Washington claims Huawei is backed by the Chinese military and poses a national security risk, claims the company denies.
NCSC has examined the impact of the sanctions, including the fact that they effectively prevent the company from being able to use critical software to design and simulate chips before their fabrication, as well as stopping third-party manufacturers from being able to use equipment needed to produce some of Huawei’s most advanced processors.
The risk is that as a consequence Huawei would have to start sourcing chips from elsewhere, which UK security officials might not be able to properly vet.
“Clearly the US sanctions will present challenges and that is what that advice is about,” Mr Dowden told the BBC.
He said a final decision had yet to be taken, but added: “We want to diversify away from these so called high-risk vendors, of which Huawei is is the principal one… we want to be in a position where we don’t have high-risk vendors in our networks at all.”
Mr Dowden said he aimed to tell Parliament of any policy change before MPs rose for the summer recess on 22 July.
‘Bear the consequences’
It remains unclear how far the government will go.
The Sunday Times reported that BT and Vodafone had asked to be given until 2030 to remove Huawei’s equipment from their existing 5G infrastructure.
But ex-Tory leader Sir Iain Duncan Smith told the BBC: “The government now must act and make sure that Huawei or any other untrusted vendor is never to be in our telecom system.”
And one of his allies, Bob Seely MP, told the Telegraph: “2029 is going to be too long for some colleagues, who want to see Huawei out of the system by the end of this parliament.”
In theory, the Prime Minister could decide to go further, ordering Huawei’s kit to be removed from 3G and 4G networks, and even the tens of thousands of roadside cabinets it is currently sits in providing broadband connectivity.
But experts have warned that the cost of this would run into “billions of pounds” and would cause major delays to the rollout of full-fibre internet.
When asked about this, Mr Johnson said: “We have to come up with the right technological solutions, but also we will have to make sure that we can continue to deliver the broadband that the UK needs.”
A spokesman for the prime minister added that there was “no change to [the] broadband 2025 target”.
China’s introduction of a controversial security law giving it new powers over Hong Kong, and the subsequent arrest of some pro-democracy protesters may put the prime minister under further pressure to take a tough stance.
Former Labour business minister Peter Mandelson said the forthcoming US sanctions – which are due to come into effect in September – provided “a cover” for the UK to change its position.
“President Trump has undoubtedly succeeded in overturning the government’s original decision about Huawei equipment in Britain’s 5G network,” he added.
“This is fundamentally not a question of security.

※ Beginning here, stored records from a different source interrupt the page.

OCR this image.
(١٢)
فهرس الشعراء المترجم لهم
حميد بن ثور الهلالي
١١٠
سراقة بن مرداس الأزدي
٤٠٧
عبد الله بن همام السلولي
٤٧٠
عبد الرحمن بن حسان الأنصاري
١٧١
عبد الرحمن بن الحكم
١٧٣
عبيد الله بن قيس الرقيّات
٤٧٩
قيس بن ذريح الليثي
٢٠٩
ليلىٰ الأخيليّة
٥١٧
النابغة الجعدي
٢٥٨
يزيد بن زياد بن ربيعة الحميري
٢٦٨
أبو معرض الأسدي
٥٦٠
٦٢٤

It’s a commercial war between the US and China.
“President Trump said he wanted to demolish Huawei, and he’s doing so through very draconian sanctions.”
But Nigel Inkster, the former director of operations at MI6, told the BBC that the UK needed to avoid becoming “collateral damage” of a clash between the two superpowers.
“It’s going to be very important for the UK to manoeuvre adroitly to ensure that we don’t get forced into making a binary choice in this area, in ways that could be very detrimental to our long-term interest,” he said.
When questioned about the issue, China’s ambassador to the UK said the wider Chinese business community was watching to see how the UK handled the case.
“We want to be your friend. We want to be your partner,” added Liu Xiaoming.
“But if you want to make China a hostile country, you will have to bear the consequences.”
On Thursday, MPs will discuss the issue further at the House of Commons science and technology committee when it questions Huawei, Vodafone and BT about the implications of a potential ban.